1 Ottobre 2019, di Alessandra Caparello

E’ in arrivo la parola fine per quella che è stata ribattezzata la faida dei cieli, tra il costruttore statunitense Boeing e il consorzio europeo Airbus. In giornata è attesa la decisione della Wto, la World Trade Organization che si prepara a riconoscere agli USA la possibilità di imporre tariffe su 7,5 miliardi di dollari di export europeo, come sanzione per i sussidi ricevuti negli anni da Airbus, considerati illegittimi.

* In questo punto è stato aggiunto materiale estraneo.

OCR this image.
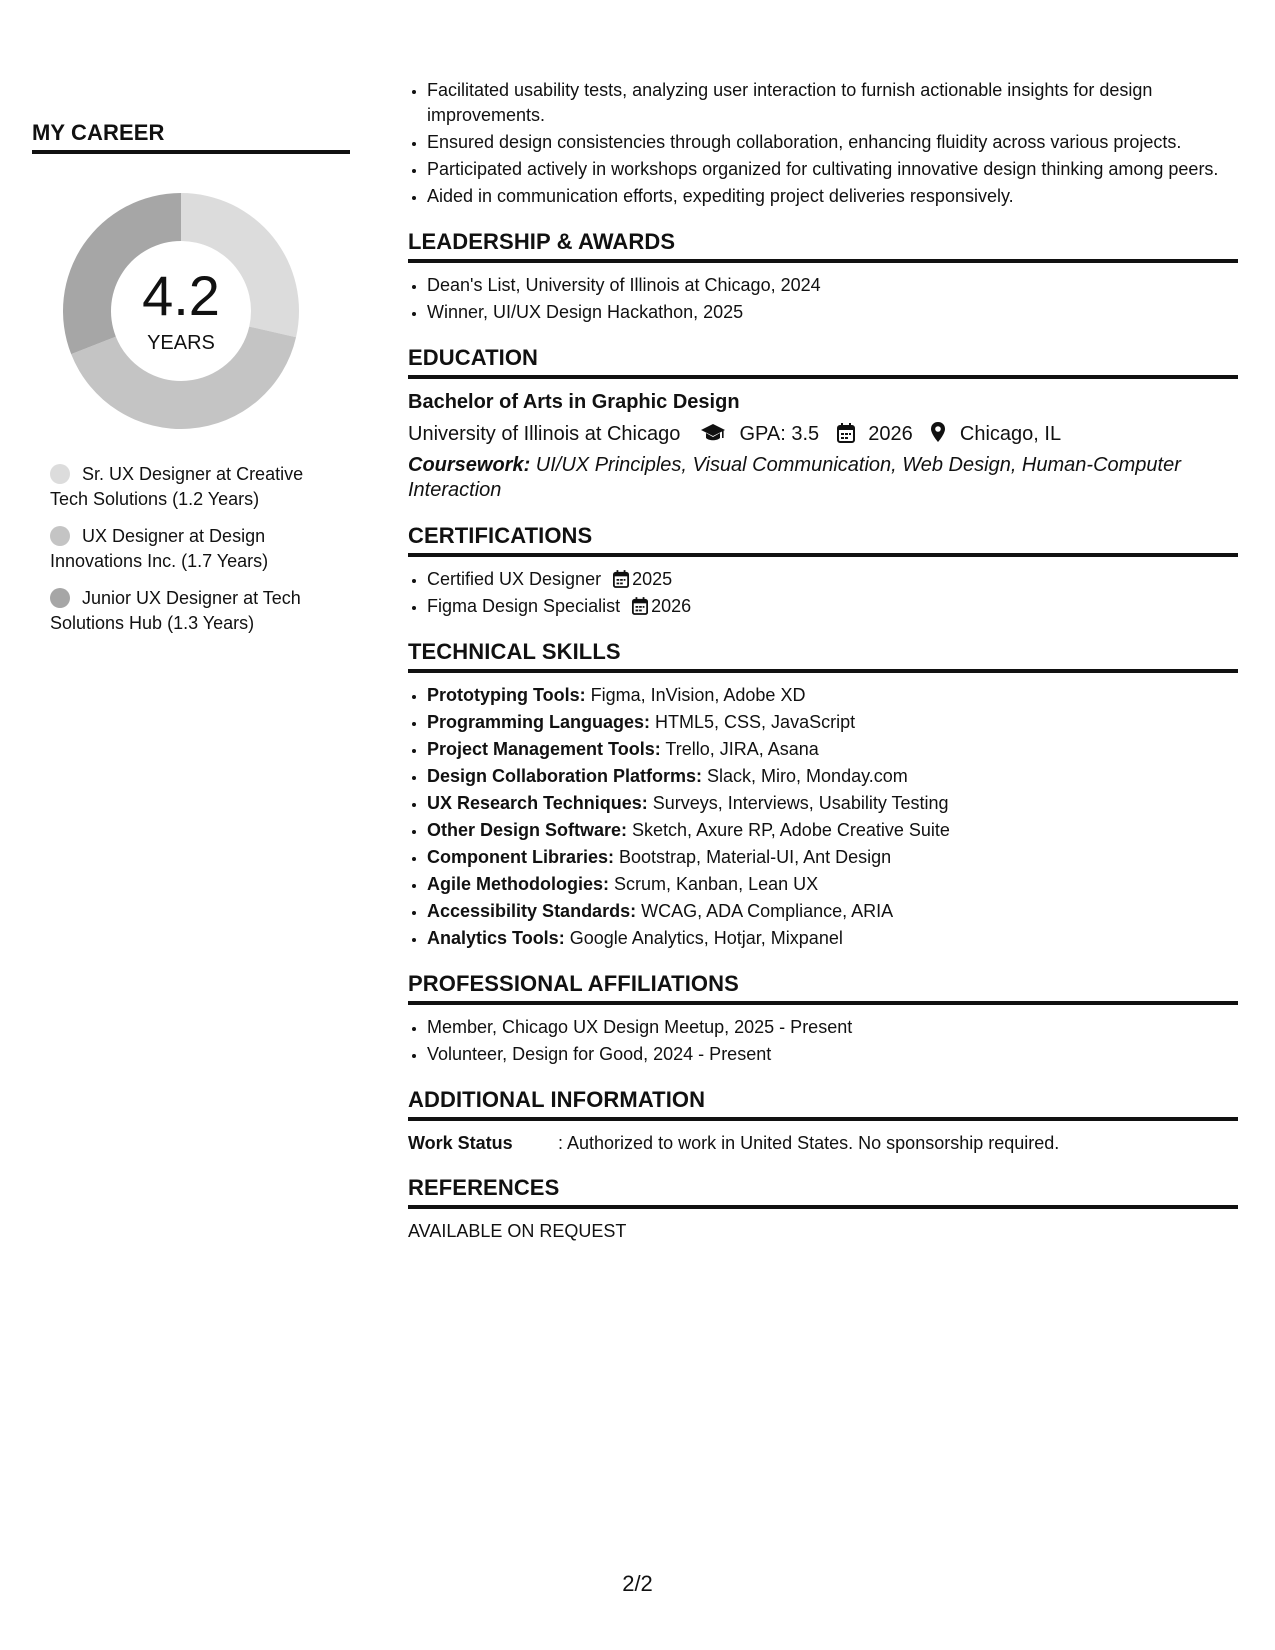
MY CAREER
4.2
YEARS
Sr. UX Designer at Creative Tech Solutions (1.2 Years)
UX Designer at Design Innovations Inc. (1.7 Years)
Junior UX Designer at Tech Solutions Hub (1.3 Years)
• Facilitated usability tests, analyzing user interaction to furnish actionable insights for design improvements.
• Ensured design consistencies through collaboration, enhancing fluidity across various projects.
• Participated actively in workshops organized for cultivating innovative design thinking among peers.
• Aided in communication efforts, expediting project deliveries responsively.
LEADERSHIP & AWARDS
• Dean's List, University of Illinois at Chicago, 2024
• Winner, UI/UX Design Hackathon, 2025
EDUCATION
Bachelor of Arts in Graphic Design
University of Illinois at Chicago	GPA: 3.5 2026 Chicago, IL
Coursework: UI/UX Principles, Visual Communication, Web Design, Human-Computer Interaction
CERTIFICATIONS
• Certified UX Designer 2025
• Figma Design Specialist 2026
TECHNICAL SKILLS
• Prototyping Tools: Figma, InVision, Adobe XD
• Programming Languages: HTML5, CSS, JavaScript
• Project Management Tools: Trello, JIRA, Asana
• Design Collaboration Platforms: Slack, Miro, Monday.com
• UX Research Techniques: Surveys, Interviews, Usability Testing
• Other Design Software: Sketch, Axure RP, Adobe Creative Suite
• Component Libraries: Bootstrap, Material-UI, Ant Design
• Agile Methodologies: Scrum, Kanban, Lean UX
• Accessibility Standards: WCAG, ADA Compliance, ARIA
• Analytics Tools: Google Analytics, Hotjar, Mixpanel
PROFESSIONAL AFFILIATIONS
• Member, Chicago UX Design Meetup, 2025 - Present
• Volunteer, Design for Good, 2024 - Present
ADDITIONAL INFORMATION
Work Status	: Authorized to work in United States. No sponsorship required.
REFERENCES
AVAILABLE ON REQUEST
2/2
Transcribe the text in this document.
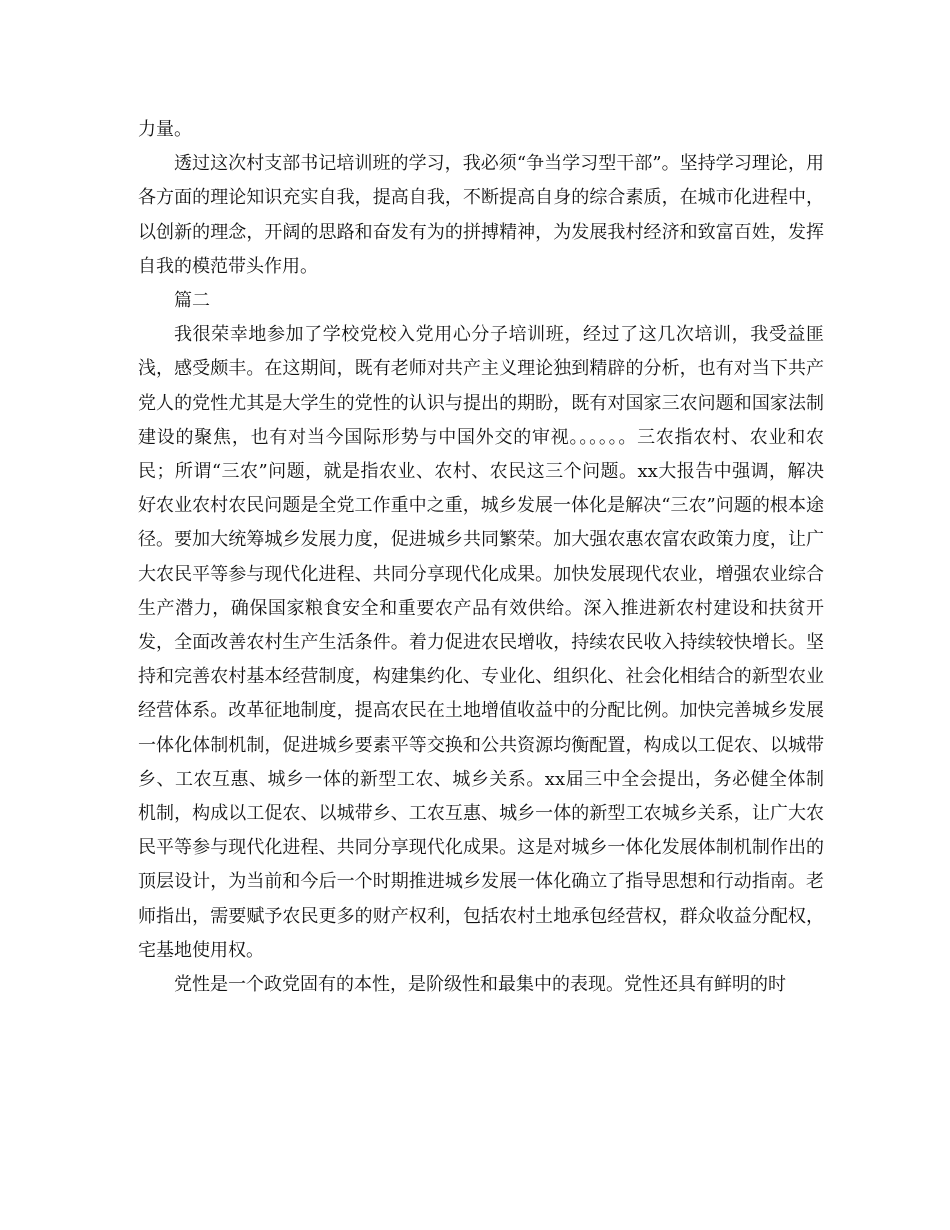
力量。

透过这次村支部书记培训班的学习，我必须“争当学习型干部”。坚持学习理论，用各方面的理论知识充实自我，提高自我，不断提高自身的综合素质，在城市化进程中，以创新的理念，开阔的思路和奋发有为的拼搏精神，为发展我村经济和致富百姓，发挥自我的模范带头作用。

篇二

我很荣幸地参加了学校党校入党用心分子培训班，经过了这几次培训，我受益匪浅，感受颇丰。在这期间，既有老师对共产主义理论独到精辟的分析，也有对当下共产党人的党性尤其是大学生的党性的认识与提出的期盼，既有对国家三农问题和国家法制建设的聚焦，也有对当今国际形势与中国外交的审视。。。。。。三农指农村、农业和农民；所谓“三农”问题，就是指农业、农村、农民这三个问题。xx大报告中强调，解决好农业农村农民问题是全党工作重中之重，城乡发展一体化是解决“三农”问题的根本途径。要加大统筹城乡发展力度，促进城乡共同繁荣。加大强农惠农富农政策力度，让广大农民平等参与现代化进程、共同分享现代化成果。加快发展现代农业，增强农业综合生产潜力，确保国家粮食安全和重要农产品有效供给。深入推进新农村建设和扶贫开发，全面改善农村生产生活条件。着力促进农民增收，持续农民收入持续较快增长。坚持和完善农村基本经营制度，构建集约化、专业化、组织化、社会化相结合的新型农业经营体系。改革征地制度，提高农民在土地增值收益中的分配比例。加快完善城乡发展一体化体制机制，促进城乡要素平等交换和公共资源均衡配置，构成以工促农、以城带乡、工农互惠、城乡一体的新型工农、城乡关系。xx届三中全会提出，务必健全体制机制，构成以工促农、以城带乡、工农互惠、城乡一体的新型工农城乡关系，让广大农民平等参与现代化进程、共同分享现代化成果。这是对城乡一体化发展体制机制作出的顶层设计，为当前和今后一个时期推进城乡发展一体化确立了指导思想和行动指南。老师指出，需要赋予农民更多的财产权利，包括农村土地承包经营权，群众收益分配权，宅基地使用权。

党性是一个政党固有的本性，是阶级性和最集中的表现。党性还具有鲜明的时
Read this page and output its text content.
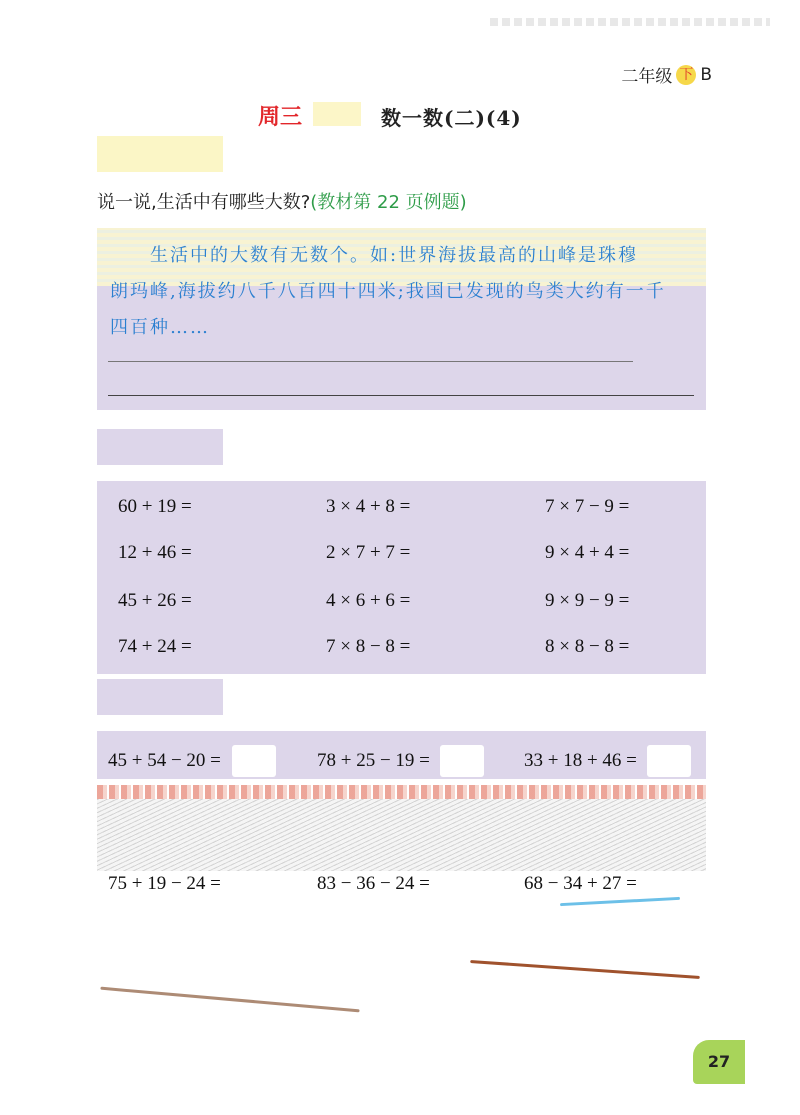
二年级 下 B
周三	数一数(二)(4)
说一说,生活中有哪些大数?(教材第 22 页例题)
　　生活中的大数有无数个。如:世界海拔最高的山峰是珠穆
朗玛峰,海拔约八千八百四十四米;我国已发现的鸟类大约有一千
四百种……
60 + 19 =	3 × 4 + 8 =	7 × 7 − 9 =
12 + 46 =	2 × 7 + 7 =	9 × 4 + 4 =
45 + 26 =	4 × 6 + 6 =	9 × 9 − 9 =
74 + 24 =	7 × 8 − 8 =	8 × 8 − 8 =
45 + 54 − 20 =	78 + 25 − 19 =	33 + 18 + 46 =
75 + 19 − 24 =	83 − 36 − 24 =	68 − 34 + 27 =
27
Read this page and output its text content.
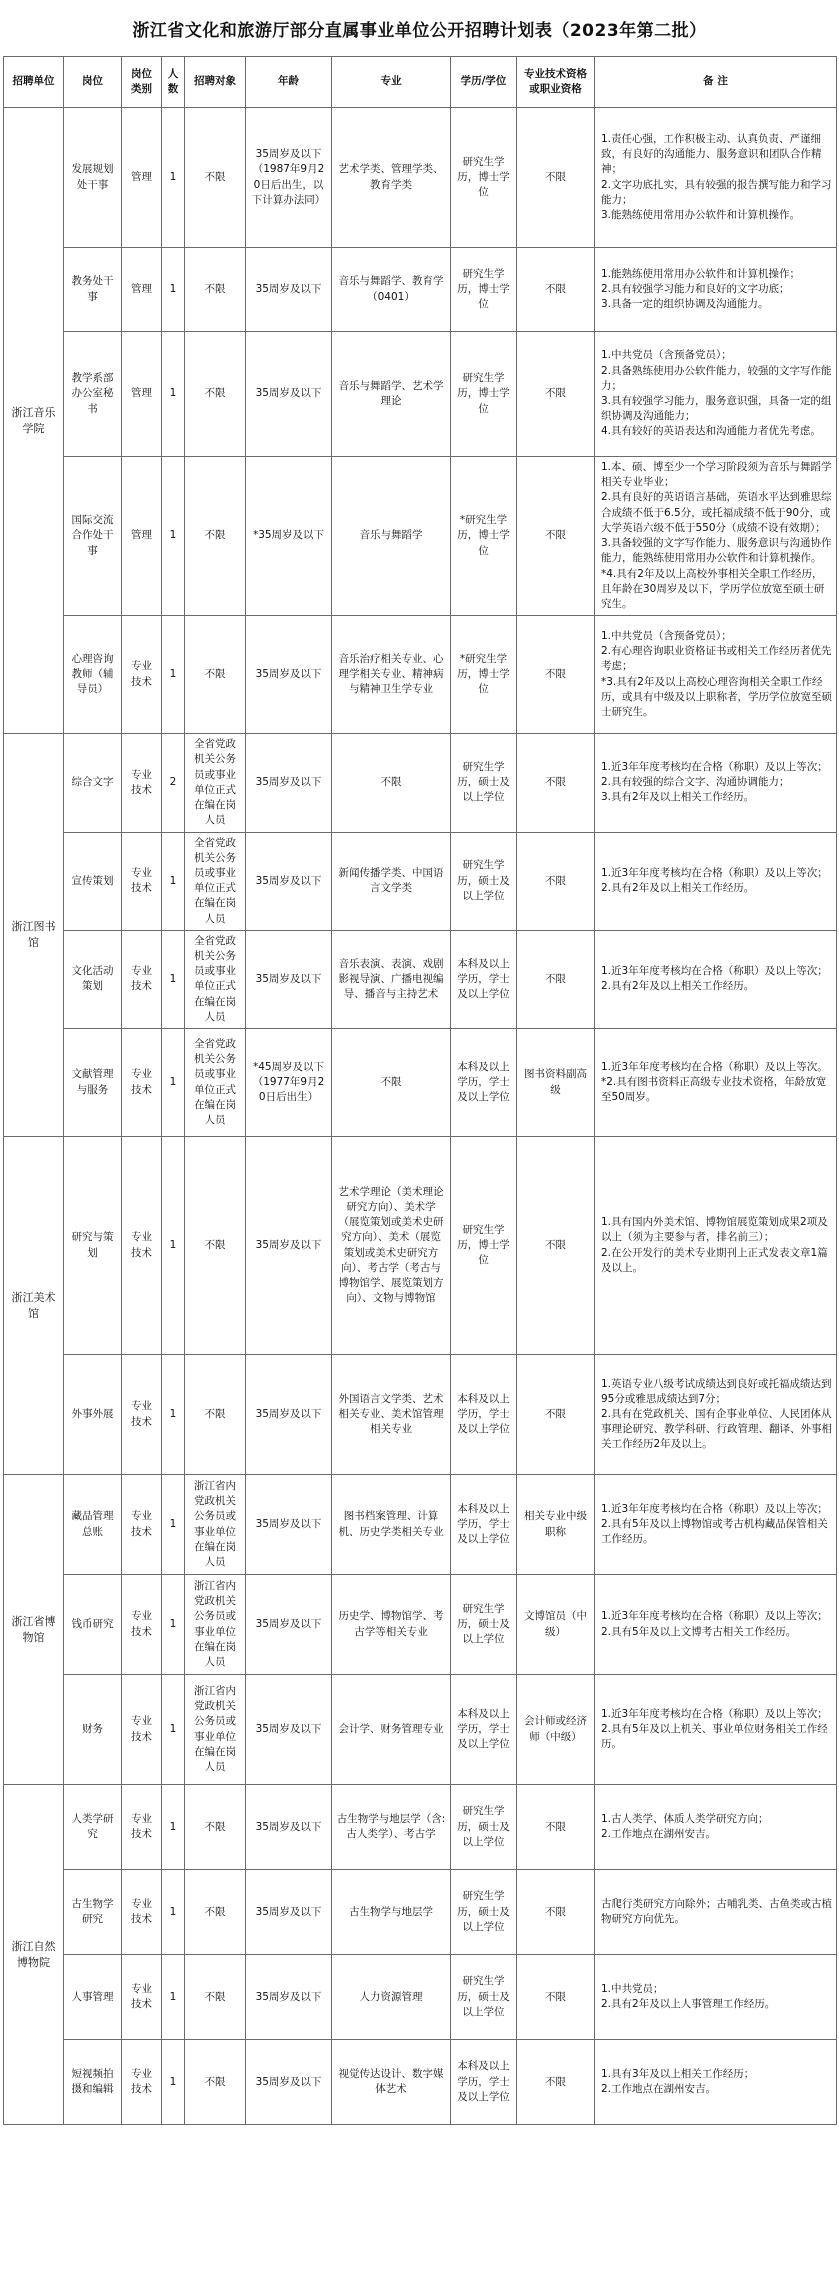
浙江省文化和旅游厅部分直属事业单位公开招聘计划表（2023年第二批）
招聘单位	岗位	岗位类别	人数	招聘对象	年龄	专业	学历/学位	专业技术资格或职业资格	备 注
浙江音乐学院	发展规划处干事	管理	1	不限	35周岁及以下（1987年9月20日后出生，以下计算办法同）	艺术学类、管理学类、教育学类	研究生学历，博士学位	不限	1.责任心强，工作积极主动、认真负责、严谨细致，有良好的沟通能力、服务意识和团队合作精神；
2.文字功底扎实，具有较强的报告撰写能力和学习能力；
3.能熟练使用常用办公软件和计算机操作。

	教务处干事	管理	1	不限	35周岁及以下	音乐与舞蹈学、教育学（0401）	研究生学历，博士学位	不限	1.能熟练使用常用办公软件和计算机操作；
2.具有较强学习能力和良好的文字功底；
3.具备一定的组织协调及沟通能力。

	教学系部办公室秘书	管理	1	不限	35周岁及以下	音乐与舞蹈学、艺术学理论	研究生学历，博士学位	不限	1.中共党员（含预备党员）；
2.具备熟练使用办公软件能力，较强的文字写作能力；
3.具有较强学习能力，服务意识强，具备一定的组织协调及沟通能力；
4.具有较好的英语表达和沟通能力者优先考虑。

	国际交流合作处干事	管理	1	不限	*35周岁及以下	音乐与舞蹈学	*研究生学历，博士学位	不限	1.本、硕、博至少一个学习阶段须为音乐与舞蹈学相关专业毕业；
2.具有良好的英语语言基础，英语水平达到雅思综合成绩不低于6.5分，或托福成绩不低于90分，或大学英语六级不低于550分（成绩不设有效期）；
3.具备较强的文字写作能力、服务意识与沟通协作能力，能熟练使用常用办公软件和计算机操作。
*4.具有2年及以上高校外事相关全职工作经历，且年龄在30周岁及以下，学历学位放宽至硕士研究生。

	心理咨询教师（辅导员）	专业技术	1	不限	35周岁及以下	音乐治疗相关专业、心理学相关专业、精神病与精神卫生学专业	*研究生学历，博士学位	不限	1.中共党员（含预备党员）；
2.有心理咨询职业资格证书或相关工作经历者优先考虑；
*3.具有2年及以上高校心理咨询相关全职工作经历，或具有中级及以上职称者，学历学位放宽至硕士研究生。

浙江图书馆	综合文字	专业技术	2	全省党政机关公务员或事业单位正式在编在岗人员	35周岁及以下	不限	研究生学历，硕士及以上学位	不限	1.近3年年度考核均在合格（称职）及以上等次；
2.具有较强的综合文字、沟通协调能力；
3.具有2年及以上相关工作经历。

	宣传策划	专业技术	1	全省党政机关公务员或事业单位正式在编在岗人员	35周岁及以下	新闻传播学类、中国语言文学类	研究生学历，硕士及以上学位	不限	1.近3年年度考核均在合格（称职）及以上等次；
2.具有2年及以上相关工作经历。

	文化活动策划	专业技术	1	全省党政机关公务员或事业单位正式在编在岗人员	35周岁及以下	音乐表演、表演、戏剧影视导演、广播电视编导、播音与主持艺术	本科及以上学历，学士及以上学位	不限	1.近3年年度考核均在合格（称职）及以上等次；
2.具有2年及以上相关工作经历。

	文献管理与服务	专业技术	1	全省党政机关公务员或事业单位正式在编在岗人员	*45周岁及以下（1977年9月20日后出生）	不限	本科及以上学历，学士及以上学位	图书资料副高级	1.近3年年度考核均在合格（称职）及以上等次。
*2.具有图书资料正高级专业技术资格，年龄放宽至50周岁。

浙江美术馆	研究与策划	专业技术	1	不限	35周岁及以下	艺术学理论（美术理论研究方向）、美术学（展览策划或美术史研究方向）、美术（展览策划或美术史研究方向）、考古学（考古与博物馆学、展览策划方向）、文物与博物馆	研究生学历，博士学位	不限	1.具有国内外美术馆、博物馆展览策划成果2项及以上（须为主要参与者，排名前三）；
2.在公开发行的美术专业期刊上正式发表文章1篇及以上。

	外事外展	专业技术	1	不限	35周岁及以下	外国语言文学类、艺术相关专业、美术馆管理相关专业	本科及以上学历，学士及以上学位	不限	1.英语专业八级考试成绩达到良好或托福成绩达到95分或雅思成绩达到7分；
2.具有在党政机关、国有企事业单位、人民团体从事理论研究、教学科研、行政管理、翻译、外事相关工作经历2年及以上。

浙江省博物馆	藏品管理总账	专业技术	1	浙江省内党政机关公务员或事业单位在编在岗人员	35周岁及以下	图书档案管理、计算机、历史学类相关专业	本科及以上学历，学士及以上学位	相关专业中级职称	1.近3年年度考核均在合格（称职）及以上等次；
2.具有5年及以上博物馆或考古机构藏品保管相关工作经历。

	钱币研究	专业技术	1	浙江省内党政机关公务员或事业单位在编在岗人员	35周岁及以下	历史学、博物馆学、考古学等相关专业	研究生学历，硕士及以上学位	文博馆员（中级）	1.近3年年度考核均在合格（称职）及以上等次；
2.具有5年及以上文博考古相关工作经历。

	财务	专业技术	1	浙江省内党政机关公务员或事业单位在编在岗人员	35周岁及以下	会计学、财务管理专业	本科及以上学历，学士及以上学位	会计师或经济师（中级）	1.近3年年度考核均在合格（称职）及以上等次；
2.具有5年及以上机关、事业单位财务相关工作经历。

浙江自然博物院	人类学研究	专业技术	1	不限	35周岁及以下	古生物学与地层学（含:古人类学）、考古学	研究生学历，硕士及以上学位	不限	1.古人类学、体质人类学研究方向；
2.工作地点在湖州安吉。

	古生物学研究	专业技术	1	不限	35周岁及以下	古生物学与地层学	研究生学历，硕士及以上学位	不限	古爬行类研究方向除外；古哺乳类、古鱼类或古植物研究方向优先。

	人事管理	专业技术	1	不限	35周岁及以下	人力资源管理	研究生学历，硕士及以上学位	不限	1.中共党员；
2.具有2年及以上人事管理工作经历。

	短视频拍摄和编辑	专业技术	1	不限	35周岁及以下	视觉传达设计、数字媒体艺术	本科及以上学历，学士及以上学位	不限	1.具有3年及以上相关工作经历；
2.工作地点在湖州安吉。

Una cifra che, seppur minore rispetto agli 11,2 miliardi di dollari chiesti da Washington, si configura come una stangata in piena regola per l’Ue che coinvolge diversi settori, da quello aereo a quello agroalimentare. Anche il Made in Italy è ovviamente compreso tra le probabili vittime. Dal vino, all’olio fino alla pasta, trema l’export tricolore. In base ai calcoli fatti dal Corriere della Sera, solo per fare un esempio, un chilo di grana padano che si trova oggi al supermercato al costo di 12-15 euro al chilo, negli Usa può costare l’equivalente di 30-35 euro e con dazi al 100%  potrebbe arrivare a 60-70 euro al chilo. Rincari ai massimi quindi.

L’Italia rischia di essere ingiustamente anche tra i Paesi più puniti dai dazi Usa per la disputa tra Boeing e Airbus che è essenzialmente un progetto franco tedesco, a cui si sono aggiunti Spagna e Gran Bretagna.

Così afferma il presidente della Coldiretti Ettore Prandini.

E’ peraltro paradossale il fatto che l’agroalimentare rischia di essere il settore più colpito nonostante risulti completamente estraneo alla disputa. Una buona premessa al confronto sono le importanti relazioni con il presidente degli Stati Uniti Donald Trump che ha saputo costruire il premier Giuseppe Conte”.